Evet, bütün canlılar şefkat, merhamet ve sevgi hisleri ile donatılmışlardır. En yırtıcı hayvanın bile yavrularına karşı merhametli davranışları, bu şefkat duygusunun varlığını göstermektedir. Bu konuda bir iki örnek verecek olursak: Ahtapotlarda anne sevgisi ve şefkati inanılır gibi değildir. Yumurtlama zamanı yaklaşan anne ahtapotlar, yumurtalarını güvenilir bir mağara kovuğuna bırakarak yavrularının yumurtadan çıkışını beklemeye koyulurlar. Bu süreç uzundur. Anne ahtapot yavrular yumurtadan çıkana kadar beslenmek için bile olsa asla yumurtaların yanından ayrılmaz. Yavrular yumurtadan çıkmadan açlığa dayanamayacak duruma düşerse birkaç kolunu yer ve bu şekilde tüm yavrular yumurtadan çıkıncaya kadar hayatta kalır ve yumurtaları korur.
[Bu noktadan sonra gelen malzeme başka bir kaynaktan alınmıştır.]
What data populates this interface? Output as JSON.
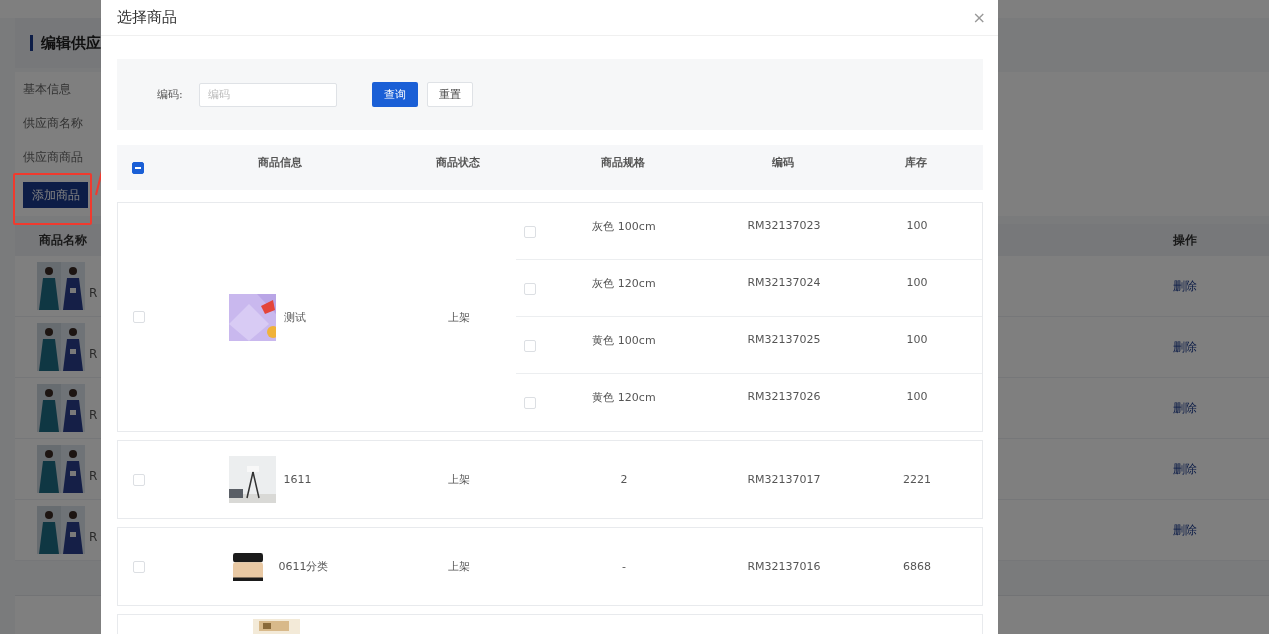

Eşler arasındaki sevgi ve yardımlaşmaya güzel bir örnek olarak penguenleri verebiliriz. Yumurtlama işini bitiren dişi penguenler, yumurtaları baba penguenlere teslim ederek yaklaşık 2 ay süre boyunca beslenmek üzere okyanuslara açılırlar. Baba penguen yumurtaları ayakları üzerinde 65 gün boyunca neredeyse hiçbir şey yemeden öylece buzlar üzerinde ayakta beklerler. Yumurtayı kısa bir süre dahi olsa ayaklarından indirmezler.
Enterasandır, hayvanlar yavrularını, küçük iken vazifeleri gereği lezzetle onları himayeye çalışırlar ama yavrular büyüyünce sonra bu vazife kalkar, lezzet de gider. Bazen yavrusunu döver, elinden taneyi alır, yuvadan atar. İşte tüm hayvanların annelerine bak, anla ki; bunlar kendi hesabına ve kendileri namına o vazifeyi görmüyorlar. Çünkü hayatını, gerektiğinde yavruları için feda ediyorlar. Peki bu sevgi ve merhamet nereden geliyor? Tüm bu şefkatli davranışları bu canavar hayvanlarda olduğu gibi diğer tüm canlıların kalbine yerleştiren kim?
Ailesine, eşine ve diğer canlılara zarar veren, şiddet gösteren kötü ruhlu insanlar, bu vahşi ve canavar hayvanların yavrularına ve eşlerine gösterdiği sevgi ve merhametten örnek alması gerekmiyor mu?. Velhasıl bazı “cinslerin” diğer cinslerden öğreneceği çok şey var!